Maybe. Ha. A mathematician knows no maybes. As they looked out their windows, I knew — yes — we would see a rainbow. I said, after passing through the shower, “Everyone looks out the back window and looks up.” Because the sun was so low, it was apparently the most wonderful rainbow ever seen. I say apparently because I couldn’t see it, on account of me driving. But no matter. I was content in knowing I could conjure such beauty with the power of mathematics.
I could have ended there since I’m sure you are all highly convinced to catch up on all your maths lessons and homework. However, since I have time, I will tell you a little bit about what maths has enabled me to get paid to do—namely, quantum physics and computation. Maybe you’ve heard about quantum physics? Maybe you’ve heard about uncertainty (the world is chaotic and random), or superposition (things can be in two places at once and cats can be dead and alive at the same time), or entanglement (what Einstein called spooky action at a distance).

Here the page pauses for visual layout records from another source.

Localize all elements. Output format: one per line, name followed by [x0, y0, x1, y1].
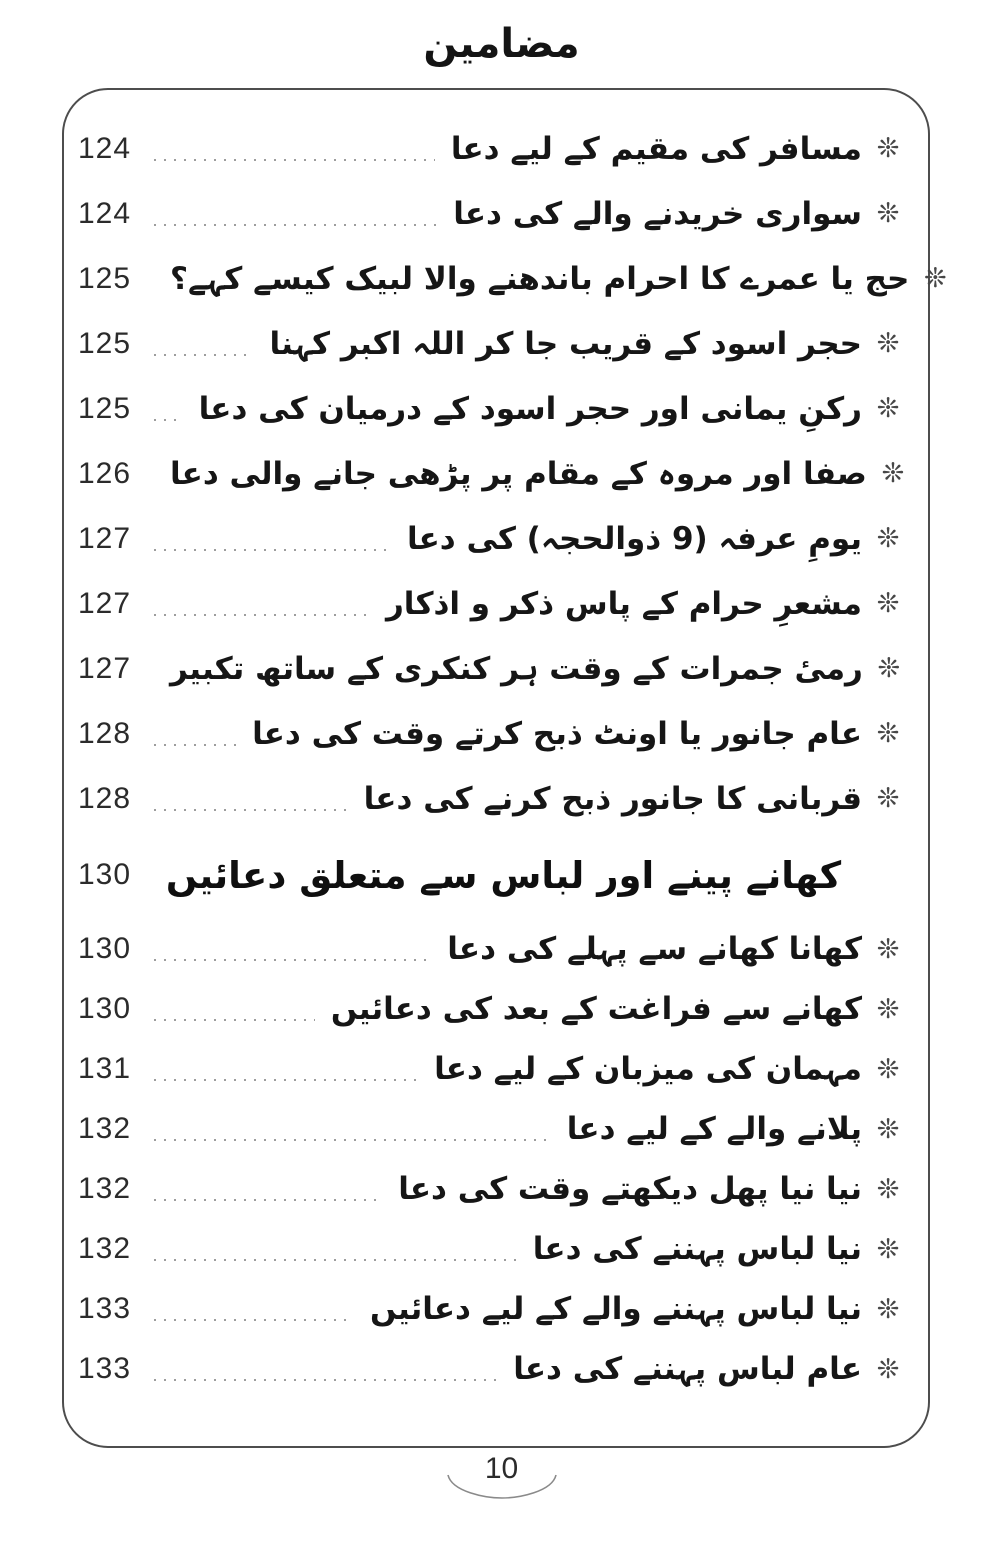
toc-entry-row — [64, 636, 928, 701]
toc-entry-title: نیا نیا پھل دیکھتے وقت کی دعا — [398, 1171, 862, 1207]
snowflake-ornament-icon: ❊ — [876, 1053, 900, 1085]
dotted-leader — [154, 1379, 497, 1381]
toc-entry-title: مہمان کی میزبان کے لیے دعا — [434, 1051, 862, 1087]
dotted-leader — [154, 224, 437, 226]
toc-entry-title: عام جانور یا اونٹ ذبح کرتے وقت کی دعا — [252, 715, 862, 752]
snowflake-ornament-icon: ❊ — [876, 328, 900, 359]
snowflake-ornament-icon: ❊ — [876, 1233, 900, 1265]
toc-section-row — [64, 831, 928, 919]
page-header — [0, 0, 1003, 88]
toc-entry-row — [64, 506, 928, 571]
snowflake-ornament-icon: ❊ — [876, 133, 900, 164]
toc-page-number: 130 — [78, 932, 132, 965]
dotted-leader — [154, 354, 254, 356]
toc-page-number: 128 — [78, 781, 132, 815]
snowflake-ornament-icon: ❊ — [876, 588, 900, 619]
toc-page-number: 127 — [78, 586, 132, 620]
toc-page-number: 125 — [78, 391, 132, 425]
toc-page-number: 124 — [78, 196, 132, 230]
toc-entry-title: قربانی کا جانور ذبح کرنے کی دعا — [363, 780, 862, 817]
toc-entry-title: حجر اسود کے قریب جا کر اللہ اکبر کہنا — [269, 325, 862, 362]
snowflake-ornament-icon: ❊ — [876, 993, 900, 1025]
dotted-leader — [154, 1319, 354, 1321]
toc-entry-row — [64, 1099, 928, 1159]
toc-entry-title: رمیٔ جمرات کے وقت ہر کنکری کے ساتھ تکبیر — [170, 650, 863, 687]
toc-entry-row — [64, 311, 928, 376]
toc-entry-row — [64, 1219, 928, 1279]
toc-entry-row — [64, 571, 928, 636]
toc-entry-title: مشعرِ حرام کے پاس ذکر و اذکار — [385, 585, 862, 622]
dotted-leader — [154, 809, 348, 811]
toc-entry-row — [64, 1279, 928, 1339]
toc-entry-title: نیا لباس پہننے کی دعا — [532, 1231, 862, 1267]
snowflake-ornament-icon: ❊ — [877, 653, 901, 684]
snowflake-ornament-icon: ❊ — [876, 198, 900, 229]
toc-entry-row — [64, 919, 928, 979]
snowflake-ornament-icon: ❊ — [876, 523, 900, 554]
toc-list — [62, 88, 947, 1448]
page-footer — [0, 1452, 1003, 1500]
snowflake-ornament-icon: ❊ — [881, 458, 905, 489]
toc-entry-title: پلانے والے کے لیے دعا — [566, 1111, 862, 1147]
toc-page-number: 132 — [78, 1112, 132, 1145]
dotted-leader — [154, 1259, 517, 1261]
toc-page-number: 124 — [78, 131, 132, 165]
toc-entry-row — [64, 979, 928, 1039]
toc-page-number: 125 — [78, 326, 132, 360]
dotted-leader — [154, 1199, 382, 1201]
toc-entry-row — [64, 1039, 928, 1099]
page-title: مضامین — [423, 21, 580, 67]
toc-page-number: 132 — [78, 1232, 132, 1265]
snowflake-ornament-icon: ❊ — [876, 393, 900, 424]
toc-page-number: 133 — [78, 1292, 132, 1325]
toc-page-number: 128 — [78, 716, 132, 750]
toc-entry-title: کھانا کھانے سے پہلے کی دعا — [447, 931, 862, 967]
toc-entry-title: رکنِ یمانی اور حجر اسود کے درمیان کی دعا — [198, 390, 862, 427]
toc-page-number: 126 — [78, 456, 132, 490]
snowflake-ornament-icon: ❊ — [876, 1353, 900, 1385]
snowflake-ornament-icon: ❊ — [876, 1113, 900, 1145]
dotted-leader — [154, 1079, 418, 1081]
toc-entry-title: صفا اور مروہ کے مقام پر پڑھی جانے والی دعا — [170, 455, 867, 492]
toc-page-number: 127 — [78, 521, 132, 555]
dotted-leader — [154, 549, 391, 551]
toc-entry-row — [64, 246, 947, 311]
dotted-leader — [154, 419, 183, 421]
dotted-leader — [154, 614, 370, 616]
toc-entry-row — [64, 376, 928, 441]
toc-page-number: 130 — [78, 858, 132, 891]
snowflake-ornament-icon: ❊ — [876, 1173, 900, 1205]
toc-page-number: 132 — [78, 1172, 132, 1205]
toc-entry-row — [64, 116, 928, 181]
toc-entry-title: عام لباس پہننے کی دعا — [513, 1351, 862, 1387]
toc-entry-title: کھانے سے فراغت کے بعد کی دعائیں — [330, 991, 862, 1027]
dotted-leader — [154, 1139, 551, 1141]
toc-page-number: 125 — [78, 261, 132, 295]
toc-entry-row — [64, 181, 928, 246]
dotted-leader — [154, 959, 431, 961]
toc-entry-row — [64, 1159, 928, 1219]
toc-section-title: کھانے پینے اور لباس سے متعلق دعائیں — [165, 853, 842, 897]
toc-entry-row — [64, 1339, 928, 1399]
snowflake-ornament-icon: ❊ — [876, 1293, 900, 1325]
snowflake-ornament-icon: ❊ — [876, 933, 900, 965]
toc-entry-title: سواری خریدنے والے کی دعا — [453, 195, 862, 232]
toc-entry-row — [64, 701, 928, 766]
snowflake-ornament-icon: ❊ — [876, 783, 900, 814]
dotted-leader — [154, 744, 236, 746]
toc-entry-row — [64, 441, 928, 506]
toc-page-number: 131 — [78, 1052, 132, 1085]
snowflake-ornament-icon: ❊ — [924, 263, 947, 294]
dotted-leader — [154, 1019, 315, 1021]
toc-page-number: 130 — [78, 992, 132, 1025]
footer-page-number: 10 — [484, 1452, 519, 1485]
toc-entry-title: مسافر کی مقیم کے لیے دعا — [450, 130, 862, 167]
toc-page-number: 133 — [78, 1352, 132, 1385]
toc-entry-title: حج یا عمرے کا احرام باندھنے والا لبیک کیسے کہے؟ — [170, 260, 910, 297]
toc-entry-title: یومِ عرفہ (9 ذوالحجہ) کی دعا — [406, 520, 862, 557]
dotted-leader — [154, 159, 435, 161]
snowflake-ornament-icon: ❊ — [876, 718, 900, 749]
toc-entry-row — [64, 766, 928, 831]
toc-entry-title: نیا لباس پہننے والے کے لیے دعائیں — [370, 1291, 862, 1327]
toc-page-number: 127 — [78, 651, 132, 685]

But I couldn’t tell you more about quantum physics than that without maths. This is not meant to make it sound difficult. On the contrary, it should make it sound beautiful. This is quantum physics. It’s called the Schrodinger Equation. That’s about all there is to it. All that stuff about uncertainty, superposition, entanglement, multiple universes, and so on—it’s all contained in this equation. Without maths, we would not have quantum physics. And without quantum physics, we would not have GPS, lasers, MRI, or computers — no computers to play video games and no computers to look at Instagram. Thank a quantum physicist for these things.
Quantum physics also helps us understand the entire cosmos. From the first instant of the Big Bang born out of a quantum fluctuation to the fusing of hydrogen into helium inside stars giving us all the energy and life on Earth to the most exotic things in our universe: black holes. These all cannot be understood without quantum physics. And that can’t be understood without mathematics.
And now, I use the maths of quantum physics to help create new computing devices that may allow us to create new materials and drugs. This quantum computer has nothing mysterious or special about it. It obeys an equation just as the computers you carry around in your pockets do. But the equations are different and different maths leads to different capabilities.
I don’t want to put up those equations because if I showed them to even my 25-year-old self, I would run away screaming. But then again, I didn’t know then what I know now and what I’m telling you today. Anyone can do this. It just takes time. Every mathematician has put in the time. There is no secret recipe beyond this. Start now.